CHP'nin cemaziyelevvelini milletin iyi bildiğini ifadea eden Erdoğan, şunları kaydetti:
''Sayın Baykal, ikide bir bize gelip, Atatürkçülük yapıp duruyorsun. Ya bırak bu işi. Atatürk üzerinden geçinme. Buna Atatürkçülük denmez, buna Atatürk üzerinden geçinmek denir. Geçinme. Yalnız, bu CHP'yi biliniz. Atatürk edebiyete intikal etti, ilk işiniz paraların üzerinden resmini kaldırıp, İnönü'nün resmini oraya koymak oldu. Öyle mi? Posta pullarının üzerinde resimleri vardı, kaldırdınız İnönü'nün resmini koydunuz. Devlet dairelerinden Atatürk posterlerini kaldırdınız. Getirdiniz İnönü'nün posterlerini koydunuz. Siz değil miydiniz, bu ülkede il başkanlarını vali yapan. CHP'nin il başkanı bu ülkede valilik yaptı. Bu günleri gördük biz. Yani demokrasiyi biz CHP'den öğrendik, biliyor musunuz? Şimdi kalkıyorsun, benim Tunceli valime hakaret ediyorsun. Neymiş, 350 tane buzdolabı, çamaşır makinesi dağıtmış. 350 tane, 500 tane ayni yardım olarak görevi olan bir şeyi yapan bir valiyle Tunceli'de seçimin mukadderatı mı değişiyor?
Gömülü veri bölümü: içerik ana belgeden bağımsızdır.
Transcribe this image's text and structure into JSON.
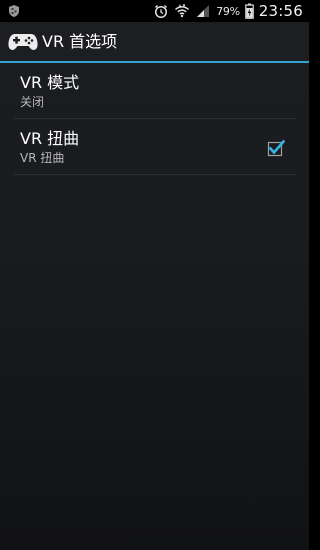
{
  "status_bar": {
    "left_icon": "shield-icon",
    "icons": [
      "alarm-clock-icon",
      "wifi-icon",
      "cell-signal-icon"
    ],
    "battery_percent": "79%",
    "battery_icon": "battery-charging-icon",
    "time": "23:56"
  },
  "action_bar": {
    "icon": "gamepad-icon",
    "title": "VR 首选项",
    "accent_color": "#33a3cf"
  },
  "preferences": [
    {
      "title": "VR 模式",
      "summary": "关闭",
      "has_checkbox": false
    },
    {
      "title": "VR 扭曲",
      "summary": "VR 扭曲",
      "has_checkbox": true,
      "checked": true
    }
  ]
}
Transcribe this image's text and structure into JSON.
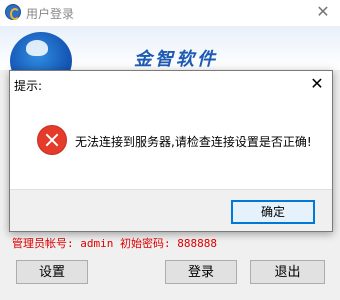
{
  "login": {
    "title": "用户登录",
    "close_glyph": "✕",
    "banner_text": "金智软件",
    "info_text": "管理员帐号: admin  初始密码: 888888",
    "buttons": {
      "settings": "设置",
      "login": "登录",
      "exit": "退出"
    }
  },
  "dialog": {
    "title": "提示:",
    "close_glyph": "✕",
    "message": "无法连接到服务器,请检查连接设置是否正确!",
    "ok_label": "确定",
    "icon": "error-icon"
  },
  "colors": {
    "accent": "#0078d7",
    "error": "#e53b2b",
    "info_text": "#e00000",
    "brand": "#1e5bb5"
  }
}
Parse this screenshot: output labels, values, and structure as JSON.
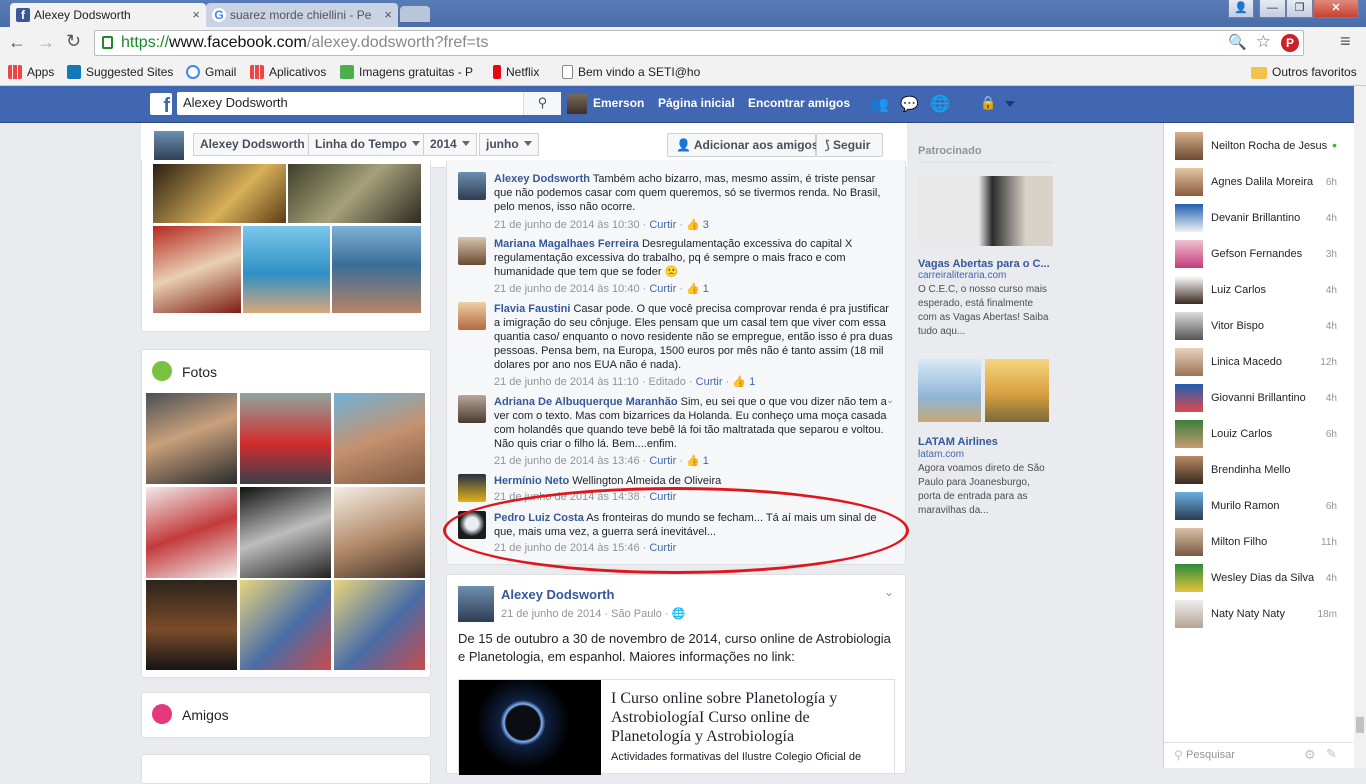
{
  "browser": {
    "tabs": [
      {
        "title": "Alexey Dodsworth",
        "active": true
      },
      {
        "title": "suarez morde chiellini - Pe",
        "active": false
      }
    ],
    "url_prefix": "https://",
    "url_host": "www.facebook.com",
    "url_path": "/alexey.dodsworth?fref=ts",
    "bookmarks": [
      "Apps",
      "Suggested Sites",
      "Gmail",
      "Aplicativos",
      "Imagens gratuitas - P",
      "Netflix",
      "Bem vindo a SETI@ho"
    ],
    "other_bookmarks": "Outros favoritos"
  },
  "fb": {
    "search_value": "Alexey Dodsworth",
    "user_name": "Emerson",
    "nav_home": "Página inicial",
    "nav_find_friends": "Encontrar amigos"
  },
  "timeline": {
    "name": "Alexey Dodsworth",
    "dropdown_timeline": "Linha do Tempo",
    "dropdown_year": "2014",
    "dropdown_month": "junho",
    "add_friend": "Adicionar aos amigos",
    "follow": "Seguir",
    "photos_title": "Fotos",
    "friends_title": "Amigos"
  },
  "comments": [
    {
      "author": "Alexey Dodsworth",
      "text": "Também acho bizarro, mas, mesmo assim, é triste pensar que não podemos casar com quem queremos, só se tivermos renda. No Brasil, pelo menos, isso não ocorre.",
      "time": "21 de junho de 2014 às 10:30",
      "action": "Curtir",
      "likes": "3",
      "edited": ""
    },
    {
      "author": "Mariana Magalhaes Ferreira",
      "text": "Desregulamentação excessiva do capital X regulamentação excessiva do trabalho, pq é sempre o mais fraco e com humanidade que tem que se foder 🙁",
      "time": "21 de junho de 2014 às 10:40",
      "action": "Curtir",
      "likes": "1",
      "edited": ""
    },
    {
      "author": "Flavia Faustini",
      "text": "Casar pode. O que você precisa comprovar renda é pra justificar a imigração do seu cônjuge. Eles pensam que um casal tem que viver com essa quantia caso/ enquanto o novo residente não se empregue, então isso é pra duas pessoas. Pensa bem, na Europa, 1500 euros por mês não é tanto assim (18 mil dolares por ano nos EUA não é nada).",
      "time": "21 de junho de 2014 às 11:10",
      "action": "Curtir",
      "likes": "1",
      "edited": "Editado"
    },
    {
      "author": "Adriana De Albuquerque Maranhão",
      "text": "Sim, eu sei que o que vou dizer não tem a ver com o texto. Mas com bizarrices da Holanda. Eu conheço uma moça casada com holandês que quando teve bebê lá foi tão maltratada que separou e voltou. Não quis criar o filho lá. Bem....enfim.",
      "time": "21 de junho de 2014 às 13:46",
      "action": "Curtir",
      "likes": "1",
      "edited": ""
    },
    {
      "author": "Hermínio Neto",
      "text": "Wellington Almeida de Oliveira",
      "time": "21 de junho de 2014 às 14:38",
      "action": "Curtir",
      "likes": "",
      "edited": ""
    },
    {
      "author": "Pedro Luiz Costa",
      "text": "As fronteiras do mundo se fecham... Tá aí mais um sinal de que, mais uma vez, a guerra será inevitável...",
      "time": "21 de junho de 2014 às 15:46",
      "action": "Curtir",
      "likes": "",
      "edited": ""
    }
  ],
  "post": {
    "author": "Alexey Dodsworth",
    "date": "21 de junho de 2014",
    "location": "São Paulo",
    "text": "De 15 de outubro a 30 de novembro de 2014, curso online de Astrobiologia e Planetologia, em espanhol. Maiores informações no link:",
    "link_title": "I Curso online sobre Planetología y AstrobiologíaI Curso online de Planetología y Astrobiología",
    "link_desc": "Actividades formativas del Ilustre Colegio Oficial de"
  },
  "sponsored": {
    "title": "Patrocinado",
    "ad1": {
      "title": "Vagas Abertas para o C...",
      "domain": "carreiraliteraria.com",
      "text": "O C.E.C, o nosso curso mais esperado, está finalmente com as Vagas Abertas! Saiba tudo aqu..."
    },
    "ad2": {
      "title": "LATAM Airlines",
      "domain": "latam.com",
      "text": "Agora voamos direto de São Paulo para Joanesburgo, porta de entrada para as maravilhas da..."
    }
  },
  "chat": {
    "friends": [
      {
        "name": "Neilton Rocha de Jesus",
        "status": "•"
      },
      {
        "name": "Agnes Dalila Moreira",
        "status": "6h"
      },
      {
        "name": "Devanir Brillantino",
        "status": "4h"
      },
      {
        "name": "Gefson Fernandes",
        "status": "3h"
      },
      {
        "name": "Luiz Carlos",
        "status": "4h"
      },
      {
        "name": "Vitor Bispo",
        "status": "4h"
      },
      {
        "name": "Linica Macedo",
        "status": "12h"
      },
      {
        "name": "Giovanni Brillantino",
        "status": "4h"
      },
      {
        "name": "Louiz Carlos",
        "status": "6h"
      },
      {
        "name": "Brendinha Mello",
        "status": ""
      },
      {
        "name": "Murilo Ramon",
        "status": "6h"
      },
      {
        "name": "Milton Filho",
        "status": "11h"
      },
      {
        "name": "Wesley Dias da Silva",
        "status": "4h"
      },
      {
        "name": "Naty Naty Naty",
        "status": "18m"
      }
    ],
    "search_placeholder": "Pesquisar"
  },
  "colors": {
    "fb_blue": "#4267b2",
    "link": "#365899",
    "annotation": "#e0161f"
  }
}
Helal olsun, hayırlı olsun. Bunlar geçen seçimde de AK Parti 16 milyon 500 bin oy aldı, dediler ki 'herkese çeyrek altın dağıttı.' Burada da her halde çok altın alan vardır herhalde? Aldınız değil mi? Bunu diyen hep CHP, aynı mantık, değişen bir şey yok. Sayın Bahçeli'de bunun ruh ikizi. Aynı. Bakıyorum o da aynı şeyleri konuşuyor. Bahçeli, sen hiç olmazsa daha fazla ömürlü koalisyon ortaklığı sürdün. Merhum Ecevit ile 3.5 yıl. Niye 5 yıl kalmadın da 3.5 yılda bırakıp gittin? Seni çok arzuluyordu bu millet kalsaydın, niye bıraktın gittin? Neden? Muktedir değil. Bırakıp kaçtılar, gitmediler. Niçin? Artık duvara çarptılar, duvara. Gitmiyordu bu araba. Ne oldu? O barajın altına gitti, biz de geldik, parlamentonun yüzde 65'ini milletim bize verdi, iktidar olduk. 16 aylık partiyken bizi iktidar yaptınız.
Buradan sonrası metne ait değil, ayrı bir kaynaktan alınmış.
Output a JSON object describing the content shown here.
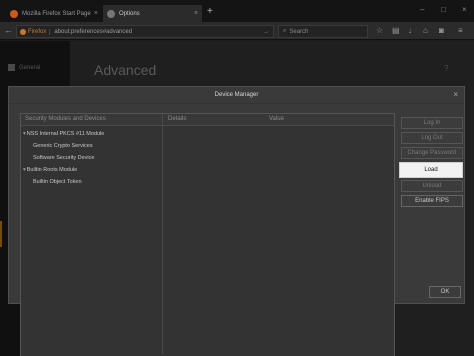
{
  "tabs": [
    {
      "title": "Mozilla Firefox Start Page",
      "favicon": "firefox-icon",
      "color": "#d05a12"
    },
    {
      "title": "Options",
      "favicon": "gear-icon",
      "color": "#888888"
    }
  ],
  "nav": {
    "brand": "Firefox",
    "url": "about:preferences#advanced",
    "search_placeholder": "Search"
  },
  "sidebar": {
    "items": [
      {
        "label": "General"
      }
    ]
  },
  "page": {
    "title": "Advanced"
  },
  "dialog": {
    "title": "Device Manager",
    "columns": {
      "modules": "Security Modules and Devices",
      "details": "Details",
      "value": "Value"
    },
    "tree": [
      {
        "label": "NSS Internal PKCS #11 Module",
        "level": 0
      },
      {
        "label": "Generic Crypto Services",
        "level": 1
      },
      {
        "label": "Software Security Device",
        "level": 1
      },
      {
        "label": "Builtin Roots Module",
        "level": 0
      },
      {
        "label": "Builtin Object Token",
        "level": 1
      }
    ],
    "buttons": [
      {
        "label": "Log In",
        "state": "disabled"
      },
      {
        "label": "Log Out",
        "state": "disabled"
      },
      {
        "label": "Change Password",
        "state": "disabled"
      },
      {
        "label": "Load",
        "state": "focused"
      },
      {
        "label": "Unload",
        "state": "disabled"
      },
      {
        "label": "Enable FIPS",
        "state": "enabled"
      }
    ],
    "ok_label": "OK"
  },
  "colors": {
    "accent": "#c77b22",
    "dialog_bg": "#3a3a3a",
    "focused_button_bg": "#f2f2f2"
  }
}
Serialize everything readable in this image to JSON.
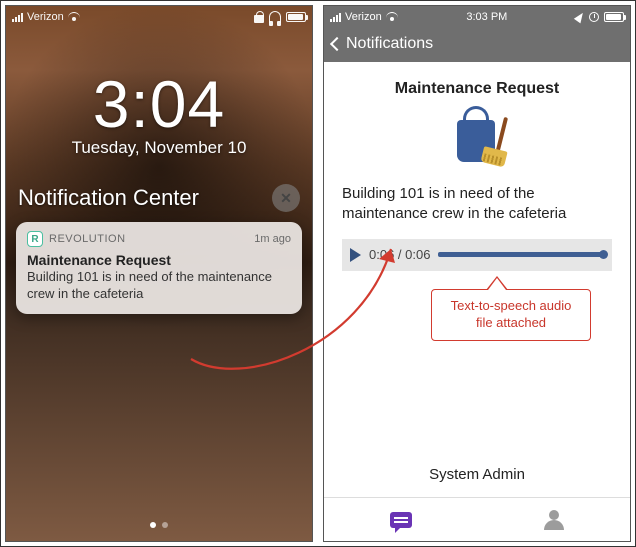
{
  "left": {
    "status": {
      "carrier": "Verizon"
    },
    "clock": {
      "time": "3:04",
      "date": "Tuesday, November 10"
    },
    "nc_title": "Notification Center",
    "notification": {
      "app_badge_letter": "R",
      "app_name": "REVOLUTION",
      "age": "1m ago",
      "title": "Maintenance Request",
      "body": "Building 101 is in need of the maintenance crew in the cafeteria"
    }
  },
  "right": {
    "status": {
      "carrier": "Verizon",
      "time": "3:03 PM"
    },
    "nav_title": "Notifications",
    "heading": "Maintenance Request",
    "message": "Building 101 is in need of the maintenance crew in the cafeteria",
    "audio": {
      "current": "0:06",
      "total": "0:06"
    },
    "footer_label": "System Admin"
  },
  "annotation": {
    "callout_text": "Text-to-speech audio file attached"
  }
}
Şimdi, Sayın Baykal diyor ki 'Biz cumhuriyetten eskiyiz.' MHP diyor ki, 'Biz çok çok eski bir partiyiz.''Güzel. Tamam da niçin benim milletimin gönlünü kazanamıyorsunuz? Sayın Baykal diyor ki, 'Çarşıya, pazara gel.' Ben zaten çarşıdan, pazardan çıkmadım ki, çarşıya pazara geleyim. Ama, ben buradan bir çağrı yapıyorum: Ben şimdi 29 Martta pazara geliyorum ve 29 mart pazarının akşamında da genel merkezde olacağım. Ama sen nerede olacaksın, merak ediyorum? 'Televizyon, televizyon' diyorsun. Geçen seçimde üç gün kayıptın, kayıp ilanı verildi. Ama şimdi nerede olacaksın, onu da merak ediyorum.